To communicate with the Chef Infra server during and after bootstrapping, enable outgoing HTTPS (443/tcp) traffic to your server address.

Workstation Prerequisites

Your local administrator workstation will need to have an updated Chef Workstation installed, which includes the updates to knife and train. Also, you need to connect it to your Chef Infra server

Then, install your out-of-band Train Transport:

  • for AWS SSM: chef gem install train-awsssm
  • for VMware Guest Operations Management: chef gem install train-vsphere-gom
  • if you intend to use a console connection: chef gem install train-serial

Using OoB Bootstrapping with AWS SSM

Of course, you need to assume an AWS profile that allows you access to the account the EC2 instance in question is in.
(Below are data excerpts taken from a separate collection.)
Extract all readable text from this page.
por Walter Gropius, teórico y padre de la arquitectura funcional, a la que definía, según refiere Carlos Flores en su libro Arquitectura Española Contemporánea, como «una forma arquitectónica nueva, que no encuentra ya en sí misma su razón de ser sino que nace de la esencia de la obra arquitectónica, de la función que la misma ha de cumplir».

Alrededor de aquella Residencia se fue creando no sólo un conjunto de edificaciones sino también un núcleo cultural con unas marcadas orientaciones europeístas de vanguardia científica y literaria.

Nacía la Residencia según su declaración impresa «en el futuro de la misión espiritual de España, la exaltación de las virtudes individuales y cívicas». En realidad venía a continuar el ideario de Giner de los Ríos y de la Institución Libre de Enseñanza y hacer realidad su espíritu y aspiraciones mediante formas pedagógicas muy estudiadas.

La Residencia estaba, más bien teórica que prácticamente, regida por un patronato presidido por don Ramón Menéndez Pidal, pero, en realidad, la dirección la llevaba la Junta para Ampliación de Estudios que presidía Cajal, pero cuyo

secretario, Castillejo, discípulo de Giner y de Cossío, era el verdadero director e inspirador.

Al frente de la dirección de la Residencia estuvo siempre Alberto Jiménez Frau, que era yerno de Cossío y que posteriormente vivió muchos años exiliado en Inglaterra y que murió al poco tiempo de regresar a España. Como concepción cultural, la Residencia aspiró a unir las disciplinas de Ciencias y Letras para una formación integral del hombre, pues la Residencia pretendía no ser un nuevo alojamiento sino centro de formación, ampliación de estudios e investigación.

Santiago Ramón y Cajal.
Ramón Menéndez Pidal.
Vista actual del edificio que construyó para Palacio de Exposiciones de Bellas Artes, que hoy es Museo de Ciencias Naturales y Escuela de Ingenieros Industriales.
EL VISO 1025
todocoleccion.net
For managing your AWS credentials, the recommendations are either the traditional Awsume command or Leapp.

Then, you will need the instance’s IP address or ID to bootstrap. train-awsssm will automatically discover the instance with this information but not try to use any IP connectivity.

While knife has a legacy option to specify the connection protocol (--connection-protocol or -o), you can use Train’s under-documented URL notation instead.

This notation will use the Train Transport name as the URL’s schema, and you can even add parameters if the Transport offers them:

knife bootstrap awsssm://i-1234567890/ --node-name webserver-01 --bootstrap-version 18.2.7 --user ec2-user --sudo

# Windows needs an extended timeout for execution
knife bootstrap awsssm://i-1234567890/?execution_timeout=600 --node-name winserver1 --bootstrap-version 18.2.7

You can check those additional parameters on the respective GitHub repositories (like the parameters for train-awsssm).

Future Developments

It is possible to extend the out-of-band capabilities of Train to other Cloud Providers or Hypervisors - the plugin ecosystem makes this very easy.

Other knife functionality still relies on the non-Train connectivity options. Hence, an extension to other subcommands or unification (knife ssh vs knife winrm) is a logical next step.